Re: [RFC][PATCH 5/6] x86/topo: Fix SNC topology mess

From: Tim Chen

Date: Thu Feb 26 2026 - 14:09:22 EST


On Fri, 2026-02-27 at 01:07 +0800, Chen, Yu C wrote:
> Hi Peter,
>
> On 2/26/2026 6:49 PM, Peter Zijlstra wrote:
> > + int u = __num_nodes_per_package;
>
> Yes, this is much simpler, thanks for the patch!
>
> > + long d = 0;
> > + int x, y;
> > +
> > + /*
> > + * Is this a unit cluster on the trace?
> > + */
> > + if ((i / u) == (j / u))
> > + return node_distance(i, j);
>
> If the number of nodes per package is 3, we assume that
> every 3 consecutive nodes are SNC siblings (on the same
> trace):node0, node1, and node2 are SNC siblings, while
> node3, node4, and node5 form another group of SNC siblings.
>
> I have a curious thought: could it be possible that
> node0, node2, and node4 are SNC siblings, and node1,
> node3, and node5 are another set of SNC siblings instead?
>
> Then I studied the code a little more, node ids are dynamically
> allocated via the acpi_map_pxm_to_node, so the assignment of node
> ids depends on the order in which each processor affinity structure
> is listed in the SRAT table.
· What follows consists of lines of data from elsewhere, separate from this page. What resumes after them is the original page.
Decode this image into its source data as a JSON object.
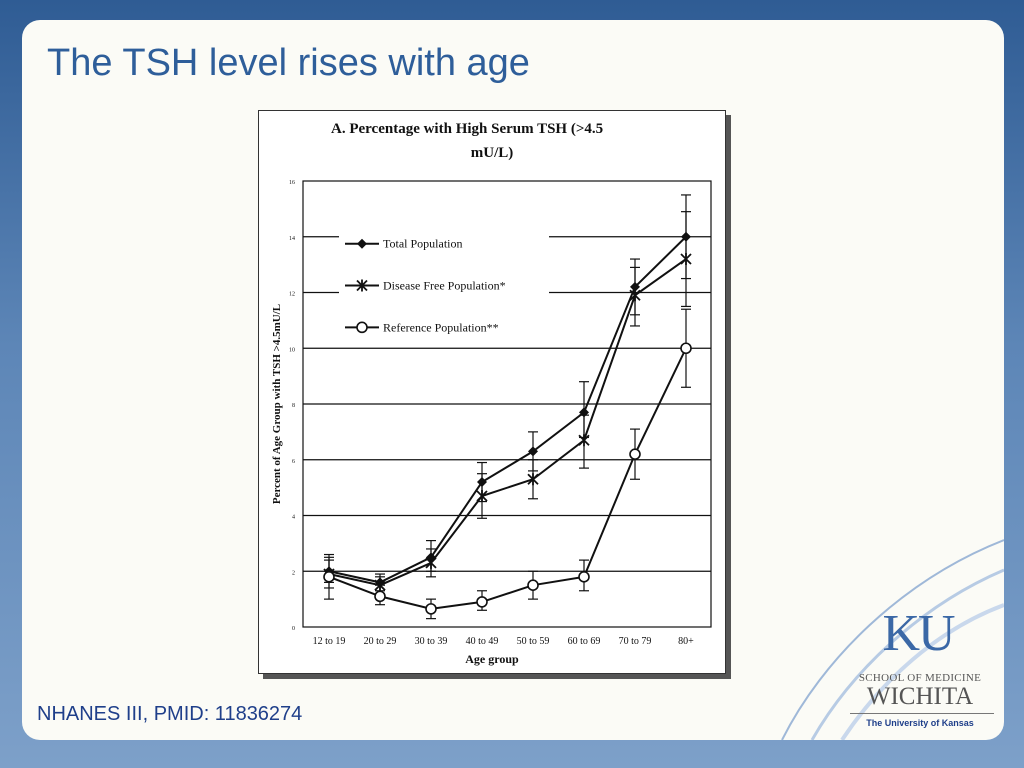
{
  "slide": {
    "title": "The TSH level rises with age",
    "citation": "NHANES III, PMID: 11836274"
  },
  "logo": {
    "mark": "KU",
    "school": "SCHOOL OF MEDICINE",
    "city": "WICHITA",
    "university": "The University of Kansas"
  },
  "colors": {
    "title": "#2e5e9a",
    "citation": "#1f3f8a",
    "background_top": "#2f5c94"
  },
  "chart_data": {
    "type": "line",
    "title": "A.  Percentage with High Serum TSH (>4.5 mU/L)",
    "xlabel": "Age group",
    "ylabel": "Percent of Age Group with TSH >4.5mU/L",
    "categories": [
      "12 to 19",
      "20 to 29",
      "30 to 39",
      "40 to 49",
      "50 to 59",
      "60 to 69",
      "70 to 79",
      "80+"
    ],
    "ylim": [
      0,
      16
    ],
    "yticks": [
      "0",
      "2",
      "4",
      "6",
      "8",
      "10",
      "12",
      "14",
      "16"
    ],
    "grid": "horizontal",
    "legend_position": "top-left",
    "series": [
      {
        "name": "Total Population",
        "marker": "diamond",
        "values": [
          2.0,
          1.6,
          2.5,
          5.2,
          6.3,
          7.7,
          12.2,
          14.0
        ],
        "err_low": [
          1.6,
          1.3,
          2.0,
          4.5,
          5.6,
          6.8,
          11.2,
          12.5
        ],
        "err_high": [
          2.5,
          1.9,
          3.1,
          5.9,
          7.0,
          8.8,
          13.2,
          15.5
        ]
      },
      {
        "name": "Disease Free Population*",
        "marker": "asterisk",
        "values": [
          1.9,
          1.5,
          2.3,
          4.7,
          5.3,
          6.7,
          11.9,
          13.2
        ],
        "err_low": [
          1.4,
          1.2,
          1.8,
          3.9,
          4.6,
          5.7,
          10.8,
          11.5
        ],
        "err_high": [
          2.4,
          1.8,
          2.8,
          5.5,
          6.0,
          7.6,
          12.9,
          14.9
        ]
      },
      {
        "name": "Reference Population**",
        "marker": "circle",
        "values": [
          1.8,
          1.1,
          0.65,
          0.9,
          1.5,
          1.8,
          6.2,
          10.0
        ],
        "err_low": [
          1.0,
          0.8,
          0.3,
          0.6,
          1.0,
          1.3,
          5.3,
          8.6
        ],
        "err_high": [
          2.6,
          1.5,
          1.0,
          1.3,
          2.0,
          2.4,
          7.1,
          11.4
        ]
      }
    ]
  }
}
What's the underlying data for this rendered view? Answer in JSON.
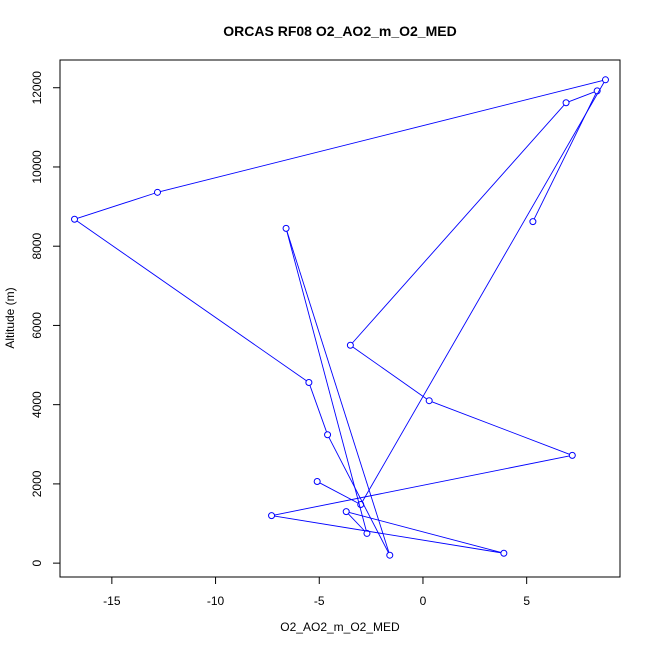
{
  "chart_data": {
    "type": "line",
    "title": "ORCAS RF08 O2_AO2_m_O2_MED",
    "xlabel": "O2_AO2_m_O2_MED",
    "ylabel": "Altitude (m)",
    "xlim": [
      -17.5,
      9.5
    ],
    "ylim": [
      -350,
      12700
    ],
    "x_ticks": [
      -15,
      -10,
      -5,
      0,
      5
    ],
    "x_tick_labels": [
      "-15",
      "-10",
      "-5",
      "0",
      "5"
    ],
    "y_ticks": [
      0,
      2000,
      4000,
      6000,
      8000,
      10000,
      12000
    ],
    "y_tick_labels": [
      "0",
      "2000",
      "4000",
      "6000",
      "8000",
      "10000",
      "12000"
    ],
    "grid": false,
    "markers": "open-circle",
    "line_color": "#0000ff",
    "series": [
      {
        "x": [
          5.3,
          8.4,
          6.9,
          -3.5,
          0.3,
          7.2,
          -7.3,
          3.9,
          -3.7,
          -2.7,
          -6.6,
          -1.6,
          -4.6,
          -5.5,
          -16.8,
          -12.8,
          8.8,
          -3.0,
          -5.1
        ],
        "y": [
          8620,
          11920,
          11620,
          5500,
          4100,
          2720,
          1200,
          250,
          1300,
          750,
          8450,
          200,
          3240,
          4560,
          8680,
          9360,
          12200,
          1480,
          2060
        ]
      }
    ]
  }
}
For example, suppose CPU0 belongs to
> package0 and CPU1 belongs to package1, but their entries are placed
> consecutively in the SRAT. In this case, the Proximity Domain of
> CPU0 would be mapped to node0 via acpi_map_pxm_to_node, and CPU1’s
> Proximity Domain would be assigned node1. The logic above would
> then treat them as belonging to the same package, even though they
> are physically in different packages. However, I believe such a
> scenario is unlikely to occur in practice in the BIOS and if it
> happens it should be a BIOS bug if I understand correctly.
>
>

May be a good idea to sanity check that the nodes in the first unit cluster
has the same package id and give a WARNING if that's not the case.